それにしてもルナの成長振りは目を見張るばかり。一匹抜きん出てしっかり者のお姉さんだ。
あんなに大きなナハトにも勇敢に立ち向かい、堂々と渡り合った。可愛い上に格好良いなんてクラウスと一緒で反則過ぎる。
(それに、クラウスさんとのお出かけスタイルがまた可愛いのよね!)
以前、ホリーが編んであげたピンクのショールが殊更お気に入りのようで、毎日クラウスにねだって可愛く身につけてくれている。
クラウスが不器用なせいで紐が縦結びでもご機嫌だ。
寒くないようにとクラウスがコートの前を開けてルナの顔だけ出せるようにして包んで行くので、ちょこんと可愛い狼のブローチを付けているみたいになる。
「グルル……」
「え? あ。いけない! 焦げちゃう!」
ついついルナの可愛さに思いを馳せてしまい、ちょっとジャガイモが焦げてしまった。こんな物をクラウスに食べさせる訳にはいかないので、ホリーはこっそり焦げた所だけつまみ食いした。
「ありがとう、アーニャ」
ホリーは香ばし過ぎるジャガイモをモグモグしながら、弟狼達がちゃんと離れているのを確認して、保存庫から小さいソーセージを取り出した。

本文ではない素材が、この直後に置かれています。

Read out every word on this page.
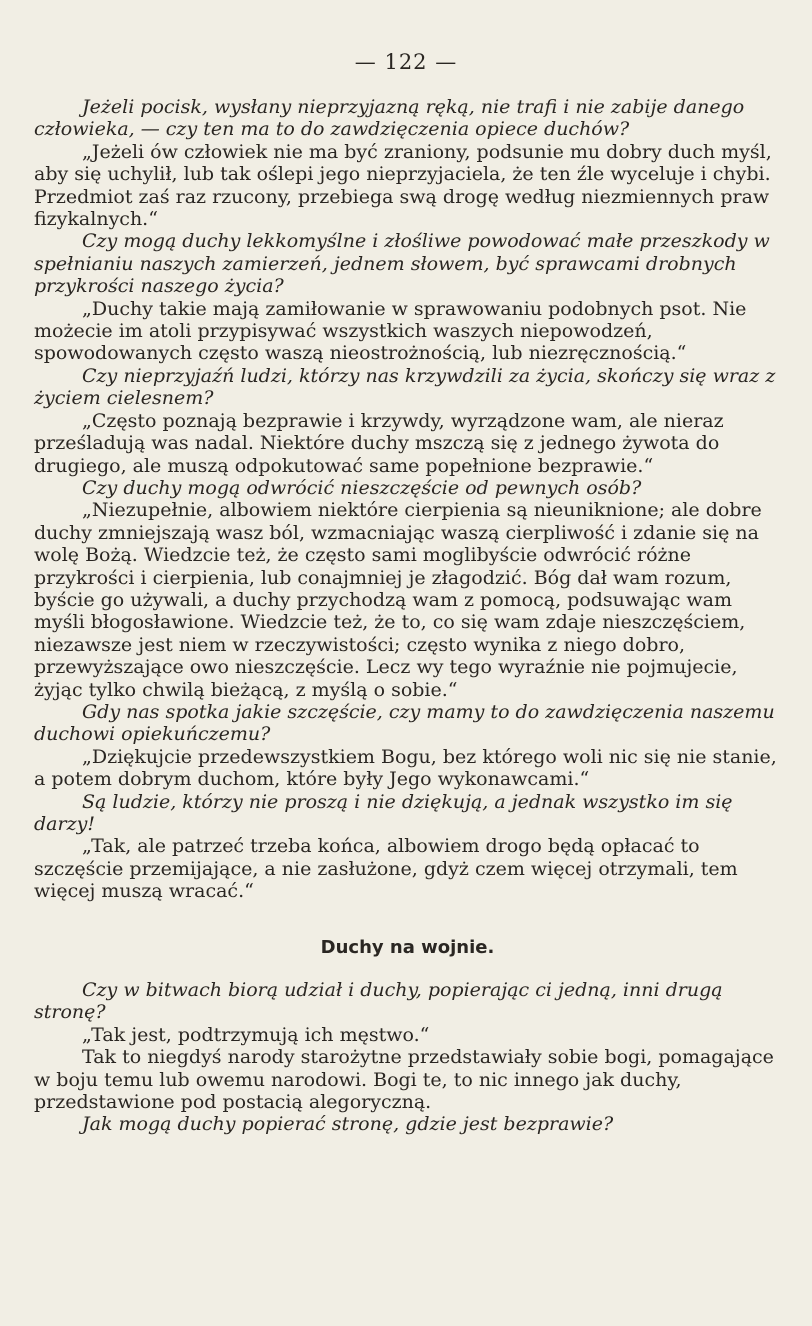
— 122 —

Jeżeli pocisk, wysłany nieprzyjazną ręką, nie trafi i nie zabije danego człowieka, — czy ten ma to do zawdzięczenia opiece duchów?

„Jeżeli ów człowiek nie ma być zraniony, podsunie mu dobry duch myśl, aby się uchylił, lub tak oślepi jego nieprzyjaciela, że ten źle wyceluje i chybi. Przedmiot zaś raz rzucony, przebiega swą drogę według niezmiennych praw fizykalnych.“

Czy mogą duchy lekkomyślne i złośliwe powodować małe przeszkody w spełnianiu naszych zamierzeń, jednem słowem, być sprawcami drobnych przykrości naszego życia?

„Duchy takie mają zamiłowanie w sprawowaniu podobnych psot. Nie możecie im atoli przypisywać wszystkich waszych niepowodzeń, spowodowanych często waszą nieostrożnością, lub niezręcznością.“

Czy nieprzyjaźń ludzi, którzy nas krzywdzili za życia, skończy się wraz z życiem cielesnem?

„Często poznają bezprawie i krzywdy, wyrządzone wam, ale nieraz prześladują was nadal. Niektóre duchy mszczą się z jednego żywota do drugiego, ale muszą odpokutować same popełnione bezprawie.“

Czy duchy mogą odwrócić nieszczęście od pewnych osób?

„Niezupełnie, albowiem niektóre cierpienia są nieuniknione; ale dobre duchy zmniejszają wasz ból, wzmacniając waszą cierpliwość i zdanie się na wolę Bożą. Wiedzcie też, że często sami moglibyście odwrócić różne przykrości i cierpienia, lub conajmniej je złagodzić. Bóg dał wam rozum, byście go używali, a duchy przychodzą wam z pomocą, podsuwając wam myśli błogosławione. Wiedzcie też, że to, co się wam zdaje nieszczęściem, niezawsze jest niem w rzeczywistości; często wynika z niego dobro, przewyższające owo nieszczęście. Lecz wy tego wyraźnie nie pojmujecie, żyjąc tylko chwilą bieżącą, z myślą o sobie.“

Gdy nas spotka jakie szczęście, czy mamy to do zawdzięczenia naszemu duchowi opiekuńczemu?

„Dziękujcie przedewszystkiem Bogu, bez którego woli nic się nie stanie, a potem dobrym duchom, które były Jego wykonawcami.“

Są ludzie, którzy nie proszą i nie dziękują, a jednak wszystko im się darzy!

„Tak, ale patrzeć trzeba końca, albowiem drogo będą opłacać to szczęście przemijające, a nie zasłużone, gdyż czem więcej otrzymali, tem więcej muszą wracać.“

Duchy na wojnie.

Czy w bitwach biorą udział i duchy, popierając ci jedną, inni drugą stronę?

„Tak jest, podtrzymują ich męstwo.“

Tak to niegdyś narody starożytne przedstawiały sobie bogi, pomagające w boju temu lub owemu narodowi. Bogi te, to nic innego jak duchy, przedstawione pod postacią alegoryczną.

Jak mogą duchy popierać stronę, gdzie jest bezprawie?
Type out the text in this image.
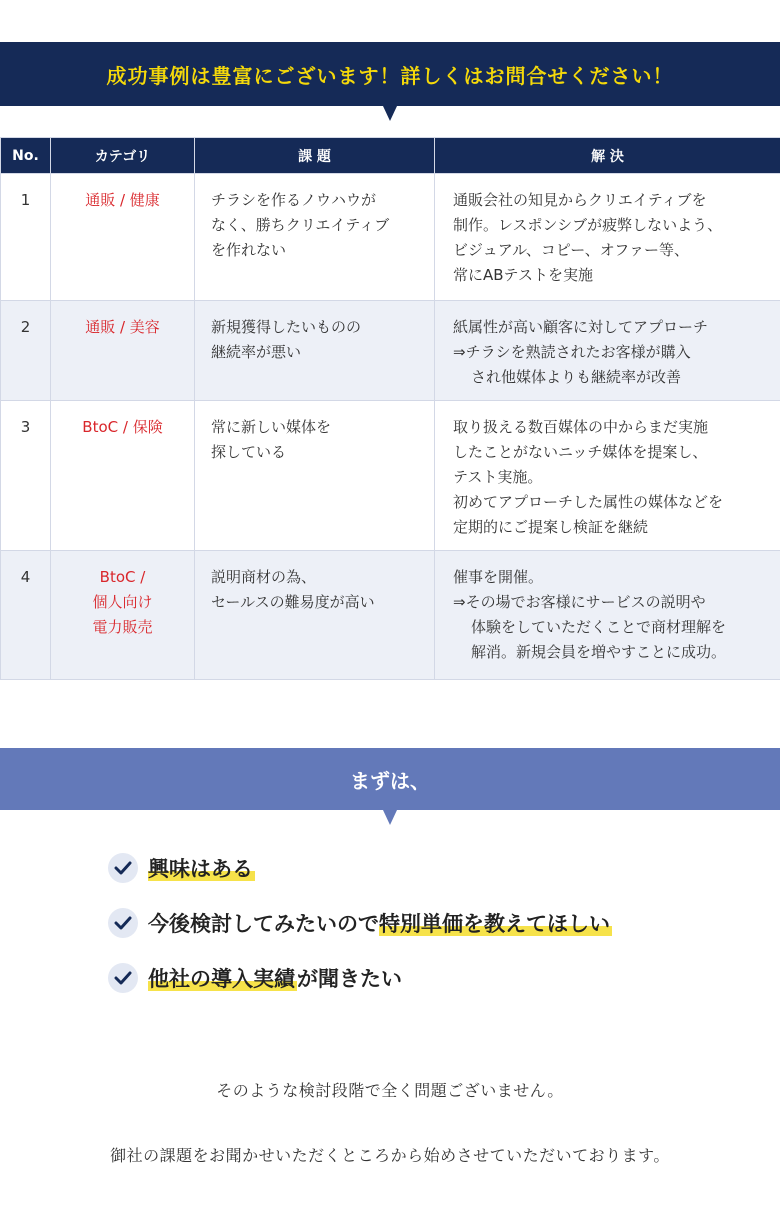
成功事例は豊富にございます！詳しくはお問合せください！
No.	カテゴリ	課 題	解 決
1	通販 / 健康	チラシを作るノウハウが
なく、勝ちクリエイティブ
を作れない	通販会社の知見からクリエイティブを
制作。レスポンシブが疲弊しないよう、
ビジュアル、コピー、オファー等、
常にABテストを実施

2	通販 / 美容	新規獲得したいものの
継続率が悪い	紙属性が高い顧客に対してアプローチ
⇒チラシを熟読されたお客様が購入
され他媒体よりも継続率が改善

3	BtoC / 保険	常に新しい媒体を
探している	取り扱える数百媒体の中からまだ実施
したことがないニッチ媒体を提案し、
テスト実施。
初めてアプローチした属性の媒体などを
定期的にご提案し検証を継続

4	BtoC /
個人向け
電力販売	説明商材の為、
セールスの難易度が高い	催事を開催。
⇒その場でお客様にサービスの説明や
体験をしていただくことで商材理解を
解消。新規会員を増やすことに成功。
まずは、
興味はある
今後検討してみたいので特別単価を教えてほしい
他社の導入実績が聞きたい

そのような検討段階で全く問題ございません。

御社の課題をお聞かせいただくところから始めさせていただいております。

「これ、アーニャが食べても大丈夫なソーセージよ。こっそり作っておいたの。弟くん達には内緒ね?」
「クゥン!」
目を輝かせて駆け寄ったアーニャも、コソコソ辺りを伺ってからソーセージを美味しそうに平らげてくれた。
「ウフフ、つまみ食いって何だか美味しいのよね!」
「ガウ!」
「い、いつもじゃ無いわよ? ちょっと失敗しちゃった時だけ……」
まあ、その失敗は主にホリーの好きなブルーベリーのお菓子やジャム、ソースを作っている時に意図的に起こりやすい上に、味見の回数が多い。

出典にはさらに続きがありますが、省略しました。